Прикосновенные к делу об Украйно-Славянском обществе, как уроженцы Малороссии, были собственно украйнофилами. Все они в письмах своих, а художник Шевченко, бывший учитель Кулеш и Костомаров даже в напечатанных ими сочинениях, изображая в ложном виде настоящее положение Украины, будто бы находящейся в бедственном положении, с восторгом говорили о прежней Малороссии, придавая ей необыкновенно великое значение; историю этого края представляли едва ли не знаменитее всех историй, наезды гайдамаков описывали в виде рыцарства, приводили примеры прежней вольности, намекая, что дух свободы не простыл и доселе таится в малороссиянах.
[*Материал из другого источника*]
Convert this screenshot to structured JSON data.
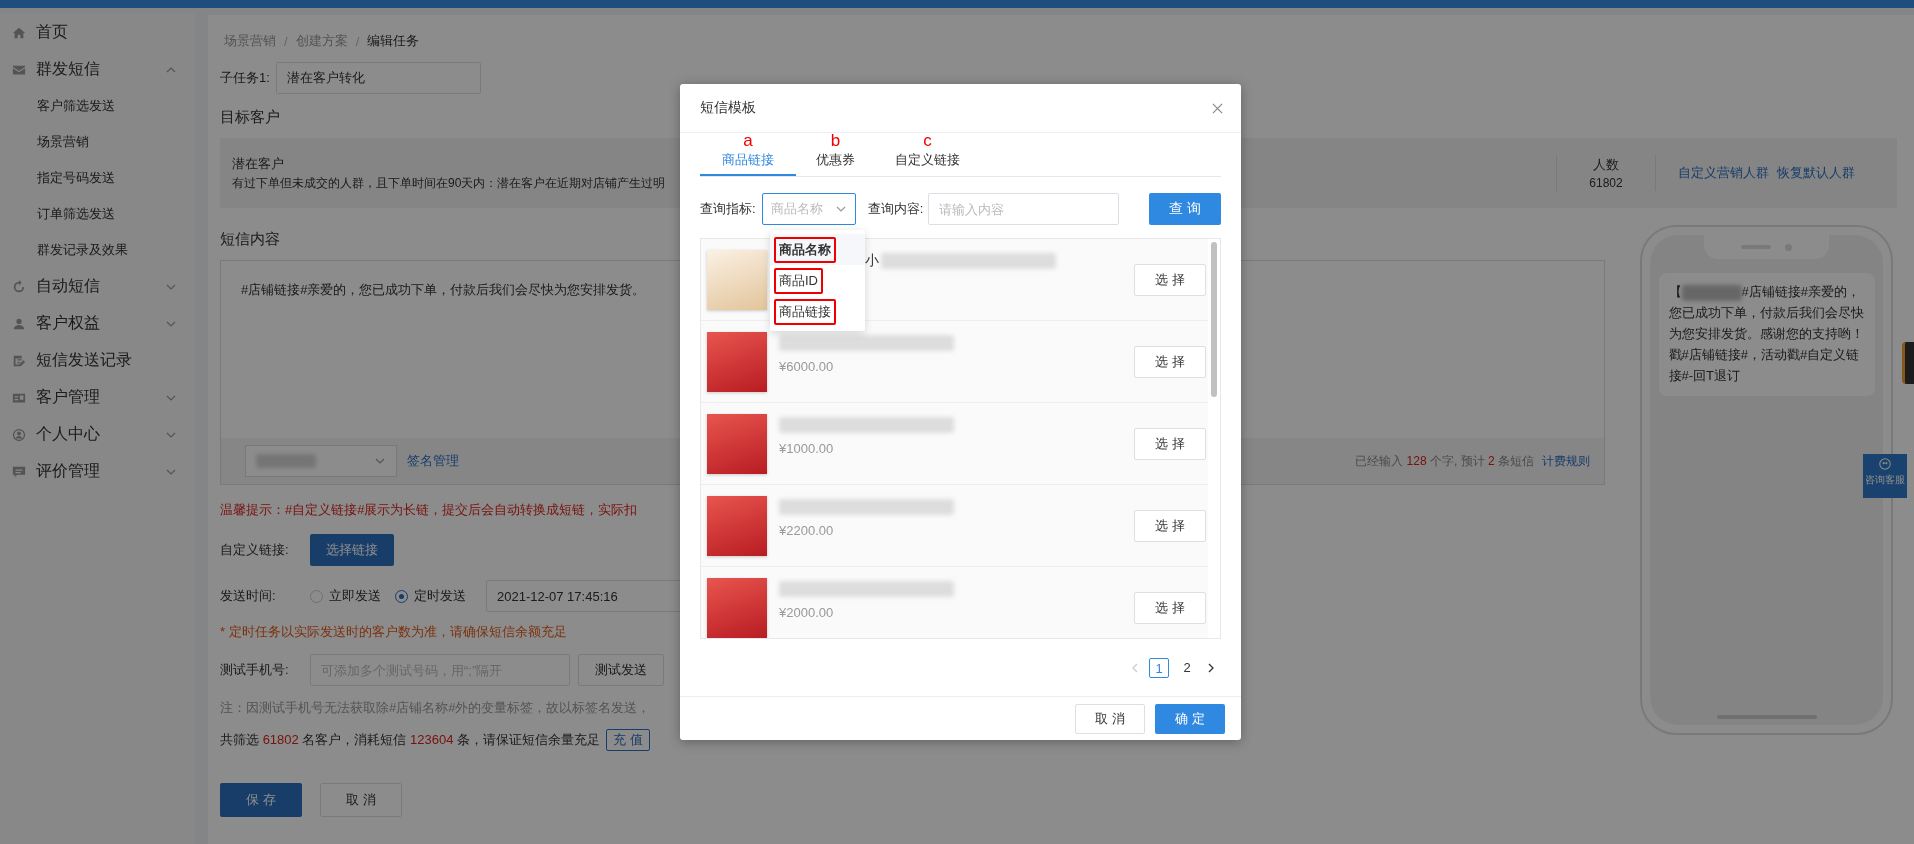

Стихотворения же Шевченки на малороссийском языке, особенно рукописные: «Сон», «Послание к мертвым и живым», «Три души» и проч., одни пасквильного и до величайшей степени дерзкого, а другие прямо возмутительного содержания. По высочайше Утвержденному решению дела об Украйно-Славянском обществе виновные преданы строгому наказанию; сверх того определено: 1) напечатанные сочинения: Шевченки – «Кобзарь» 1840, Кулеша – «Повесть об украинском народе» 1846, «Украина»
1843 и «Михайло Чернышенко» 1843 года; Костомарова, под псевдонимом Иеремии Галки – «Украинские баллады» 1839 и «Ветка» 1840 года запретить и изъять из продажи.
2) Генерал-адъютантам Бибикову и Кокошкину сообщить, чтобы они наблюдали во вверенных им губерниях, не остались ли в обращении стихотворения Шевченки, рукопись «Закон божий» и другие возмутительные сочинения; также не питаются ли мысли о прежней вольнице, гетманщине и о мнимых правах на отдельное существование; чтобы обращали внимание на тех, которые преимущественно занимаются малороссийскими древностями, историею и литературою, и старались бы прекращать в этой области наук всякое злоупотребление, но самым незаметным и осторожным образом, без явных преследований и сколь возможно не раздражая уроженцев Малороссии. 3) Министру народного просвещения, который уже принял меры для направления трудов ученых к рассуждениям о народности, языке и литературе собственно-русских, объявить еще положительное высочайшее повеление, чтобы наставники и писатели действовали в духе и видах нашего правительства, отнюдь не допуская ни на лекциях, ни в книгах и журналах никаких предположений о присоединении к России иноземных славян и вообще ни о чем, что принадлежит правительству, а не ученым; чтобы они рассуждали сколь возможно осторожнее там, где дело идет о народности или о языке Малороссии и других подвластных России земель, не давая любви к родине перевеса над любовью к отечеству, империи и изгоняя все, что может вредить последней любви, особенно о мнимых настоящих бедствиях и о прежнем, будто бы необыкновенно счастливом, положении подвластных племен; чтобы все выводы ученых и писателей клонились не к возвышению Малороссии, Польши и прочих стран отдельно, а Российской империи, в совокупности народов, ее составляющих; чтобы цензоры обращали строжайшее внимание на московские, киевские и харьковские периодические издания и на все книги, печатаемые в славянофильском духе, не допуская в них тех полутемных и двусмысленных выражений, которыми они изобилуют и которые, хотя и не заключают в себе злоумышленной цели, могут однако же людей злонамеренных приводить к предположениям о самостоятельности и прежней вольнице народов, подвластных России.